En un repecho del monte vivía desde tiempos inmemoriales un colosal ofidio a quien llamaban Pitón, en torno a él se congregaron algunas jóvenes vírgenes deseosas de rendirle culto, en recompensa la serpiente otorgó el don de la profecía a este colegio de sacerdotisas. Pero entre ellas había una vieja a la que apodaban “la Pitonisa” y era quien presidía el Oráculo de Delfos que el hijo de Poseidón había fundado, ejerciendo una determinante influencia en las decisiones de los reyes y ciudadanos que hasta aquí llegaban en busca de orientación para dilucidar el futuro. Eran tiempos en los que el patriarcado disputaba la hegemonía de Grecia al poderoso matriarcado liderado desde épocas primordiales por la diosa Gea, la Tierra. En Atenas y otras ciudades había nacido la nueva religión apolínea que cedía el dominio a los sacerdotes varones, fueron ellos quienes declararon que el mismísimo dios había bajado del firmamento para darle muerte a la Pitón, y en un solo día levantó este magnífico templo junto a su tumba.
Las sacerdotisas solían drogarse quemando hojas de laurel y demás hierbas en un gran caldero, al aspirar el humo entraban en estado de trance hipnótico, la Pytonisa se sentaba en un modesto trono, con el rostro cubierto por un velo negro o por una máscara, o de pie desde lo alto de una roca, que ahora mismo tengo frente a mis ojos, pronunciaba solemne su profecía. Estas ruinas también conservan la piedra detrás de la cual se parapetaba para enunciar su vaticinio, desde mi posición puedo escuchar su voz emergiendo desde el pequeño agujero horadado en el centro del bloque rectangular, a pesar de que me tiemblan las piernas mejor aproximo mi oído para atender el mensaje que a través de su sacerdotisa me dirige la serpiente Pytón. Este privilegio le arrebataron al matriarcado los sacerdotes de Apolo, convirtiéndose en los guardianes del templo que el dios había erigido para ellos en torno a la piedra oracular. Y de todos los tesoros que traían desde sus ciudades las numerosas delegaciones que hasta aquí llegaban conducidas por su fe ciega en el poder profético. Los sacerdotes comprendieron que la vidente y su colegio de vírgenes eran demasiado sagrados para Grecia como para apartarlas del culto, de modo que las integraron (o mejor dicho se integraron a ellas), el espíritu del difunto ofidio seguía dictaminando, la Sibila transmitía el mensaje, pero el sacerdote era quien interpretaba sus palabras, ahora el rey decidía su estrategia de acuerdo a las exhortaciones de Apolo.
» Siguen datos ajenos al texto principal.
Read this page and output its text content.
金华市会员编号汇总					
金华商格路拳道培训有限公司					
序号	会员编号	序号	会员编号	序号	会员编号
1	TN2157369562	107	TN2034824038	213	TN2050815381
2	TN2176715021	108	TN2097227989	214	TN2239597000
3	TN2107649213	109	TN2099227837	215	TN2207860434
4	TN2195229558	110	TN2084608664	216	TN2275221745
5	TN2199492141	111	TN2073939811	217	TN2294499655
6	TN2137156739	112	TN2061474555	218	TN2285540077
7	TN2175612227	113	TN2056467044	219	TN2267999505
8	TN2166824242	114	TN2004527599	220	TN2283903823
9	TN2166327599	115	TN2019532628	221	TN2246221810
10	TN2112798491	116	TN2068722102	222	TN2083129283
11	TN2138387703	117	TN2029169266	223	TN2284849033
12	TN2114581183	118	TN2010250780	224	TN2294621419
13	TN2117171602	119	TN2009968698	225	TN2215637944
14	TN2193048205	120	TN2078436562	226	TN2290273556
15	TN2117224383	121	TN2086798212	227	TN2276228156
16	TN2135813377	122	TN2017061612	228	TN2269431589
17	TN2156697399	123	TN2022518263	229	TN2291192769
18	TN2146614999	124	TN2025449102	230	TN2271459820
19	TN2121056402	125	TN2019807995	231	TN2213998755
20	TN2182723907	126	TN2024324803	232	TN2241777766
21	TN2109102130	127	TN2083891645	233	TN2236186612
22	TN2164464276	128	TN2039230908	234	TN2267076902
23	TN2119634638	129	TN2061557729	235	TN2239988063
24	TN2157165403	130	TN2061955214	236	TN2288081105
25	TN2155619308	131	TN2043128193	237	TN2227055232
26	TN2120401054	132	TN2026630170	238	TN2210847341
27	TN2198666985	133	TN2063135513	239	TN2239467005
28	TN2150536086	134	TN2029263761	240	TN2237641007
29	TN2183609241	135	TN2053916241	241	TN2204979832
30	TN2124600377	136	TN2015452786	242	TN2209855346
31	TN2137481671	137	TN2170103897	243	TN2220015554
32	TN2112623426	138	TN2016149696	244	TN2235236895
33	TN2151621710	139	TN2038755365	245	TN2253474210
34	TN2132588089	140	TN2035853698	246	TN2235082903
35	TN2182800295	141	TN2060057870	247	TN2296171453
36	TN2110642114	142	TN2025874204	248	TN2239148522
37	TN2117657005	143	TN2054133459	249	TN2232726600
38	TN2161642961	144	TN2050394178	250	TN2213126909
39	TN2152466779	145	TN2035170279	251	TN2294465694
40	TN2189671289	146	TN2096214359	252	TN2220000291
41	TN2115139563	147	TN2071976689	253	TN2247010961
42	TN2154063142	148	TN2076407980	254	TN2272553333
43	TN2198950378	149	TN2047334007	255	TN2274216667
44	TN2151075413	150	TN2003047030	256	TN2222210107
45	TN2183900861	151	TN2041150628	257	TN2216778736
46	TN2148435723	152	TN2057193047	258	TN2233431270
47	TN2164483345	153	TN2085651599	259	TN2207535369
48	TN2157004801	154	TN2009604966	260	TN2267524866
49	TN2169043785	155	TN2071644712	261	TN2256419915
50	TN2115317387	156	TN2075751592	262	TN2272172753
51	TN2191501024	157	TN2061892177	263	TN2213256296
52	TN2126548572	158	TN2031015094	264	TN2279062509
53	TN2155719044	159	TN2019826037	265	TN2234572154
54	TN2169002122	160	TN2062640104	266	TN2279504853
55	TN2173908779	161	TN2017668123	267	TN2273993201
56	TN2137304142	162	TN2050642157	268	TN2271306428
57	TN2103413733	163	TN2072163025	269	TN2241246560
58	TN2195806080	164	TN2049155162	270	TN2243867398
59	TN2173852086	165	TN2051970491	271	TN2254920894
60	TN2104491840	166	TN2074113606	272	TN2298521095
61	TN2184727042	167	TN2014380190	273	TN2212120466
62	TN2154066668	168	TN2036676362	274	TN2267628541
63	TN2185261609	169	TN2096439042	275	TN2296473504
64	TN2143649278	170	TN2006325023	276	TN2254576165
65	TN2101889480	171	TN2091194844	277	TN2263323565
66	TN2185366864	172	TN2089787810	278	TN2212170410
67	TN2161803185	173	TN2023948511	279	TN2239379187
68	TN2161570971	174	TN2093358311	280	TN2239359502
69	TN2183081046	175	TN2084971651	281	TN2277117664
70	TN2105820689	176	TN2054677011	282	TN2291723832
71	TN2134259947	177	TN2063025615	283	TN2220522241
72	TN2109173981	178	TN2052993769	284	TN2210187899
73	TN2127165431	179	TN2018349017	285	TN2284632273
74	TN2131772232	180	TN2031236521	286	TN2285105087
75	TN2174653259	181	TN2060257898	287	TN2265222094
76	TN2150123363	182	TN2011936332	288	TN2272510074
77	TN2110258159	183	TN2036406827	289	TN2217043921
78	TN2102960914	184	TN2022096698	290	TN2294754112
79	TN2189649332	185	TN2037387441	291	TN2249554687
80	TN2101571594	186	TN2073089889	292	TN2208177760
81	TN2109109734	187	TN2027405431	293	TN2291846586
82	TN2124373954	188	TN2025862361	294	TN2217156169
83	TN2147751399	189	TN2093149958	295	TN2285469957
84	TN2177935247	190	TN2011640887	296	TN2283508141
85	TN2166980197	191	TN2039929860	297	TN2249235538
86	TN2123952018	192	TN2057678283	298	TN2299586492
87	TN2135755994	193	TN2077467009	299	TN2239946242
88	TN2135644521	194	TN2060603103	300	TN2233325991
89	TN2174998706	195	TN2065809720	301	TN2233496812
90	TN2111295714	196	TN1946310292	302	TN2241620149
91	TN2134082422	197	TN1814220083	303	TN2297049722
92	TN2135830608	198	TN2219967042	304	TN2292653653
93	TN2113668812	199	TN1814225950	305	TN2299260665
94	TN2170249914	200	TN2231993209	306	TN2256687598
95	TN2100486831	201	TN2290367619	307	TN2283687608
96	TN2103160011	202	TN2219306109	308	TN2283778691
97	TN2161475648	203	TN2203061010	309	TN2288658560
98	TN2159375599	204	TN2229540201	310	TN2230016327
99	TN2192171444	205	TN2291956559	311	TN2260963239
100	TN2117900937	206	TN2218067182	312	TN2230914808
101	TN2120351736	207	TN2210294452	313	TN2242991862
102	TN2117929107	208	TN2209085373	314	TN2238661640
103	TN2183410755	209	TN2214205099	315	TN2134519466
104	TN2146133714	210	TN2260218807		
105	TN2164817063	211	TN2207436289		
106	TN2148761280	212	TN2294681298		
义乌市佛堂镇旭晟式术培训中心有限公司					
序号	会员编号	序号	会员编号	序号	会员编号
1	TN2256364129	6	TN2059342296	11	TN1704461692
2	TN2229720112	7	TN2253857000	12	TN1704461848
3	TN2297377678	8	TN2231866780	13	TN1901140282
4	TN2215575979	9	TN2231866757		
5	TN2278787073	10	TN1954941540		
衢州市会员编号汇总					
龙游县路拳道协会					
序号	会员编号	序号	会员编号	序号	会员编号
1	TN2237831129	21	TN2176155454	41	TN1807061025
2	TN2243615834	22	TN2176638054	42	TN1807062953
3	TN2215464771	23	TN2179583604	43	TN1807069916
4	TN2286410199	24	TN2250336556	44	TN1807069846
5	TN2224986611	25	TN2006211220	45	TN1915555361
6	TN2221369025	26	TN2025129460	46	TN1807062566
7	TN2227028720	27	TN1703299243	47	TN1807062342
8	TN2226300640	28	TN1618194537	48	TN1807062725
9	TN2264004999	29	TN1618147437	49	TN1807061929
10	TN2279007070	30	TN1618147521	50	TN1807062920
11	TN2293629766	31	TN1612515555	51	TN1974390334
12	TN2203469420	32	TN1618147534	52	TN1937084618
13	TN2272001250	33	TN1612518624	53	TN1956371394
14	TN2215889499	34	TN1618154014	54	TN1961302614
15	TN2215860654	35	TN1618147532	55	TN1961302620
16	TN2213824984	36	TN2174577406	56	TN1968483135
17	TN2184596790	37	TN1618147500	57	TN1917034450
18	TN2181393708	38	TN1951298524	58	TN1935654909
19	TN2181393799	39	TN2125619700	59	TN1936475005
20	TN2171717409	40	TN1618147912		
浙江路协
El complejo del santuario se extiende a lo ancho de una serie de terrazas a los pies del Parnaso, custodiado por dos enormes rocas a sus espaldas, de modo que sólo se puede acceder a él desde el camino por el que desfilaron a lo largo de los siglos innumerables séquitos provenientes de los distintos estados. Cada uno de ellos edificó un santuario en torno al Templo de Apolo, allí guardaban los tesoros traídos desde su país para honrar al dios, verdaderos caudales de objetos artísticos incomparables. Cada cual pretendía superar en la ofrenda a su vecino para ganar el favor de Apolo y obtener un presagio benigno, así las riquezas acumuladas en estos sagrarios eran fabulosas. En consecuencia fueron saqueadas por el enemigo en múltiples ocasiones, el gran templo y los oratorios de los devotos reinos depredados y quemados, y a pesar del estado ruinoso en el que lo abandonaron hoy en día todavía podemos presentir la magnificencia que alcanzó en el pasado.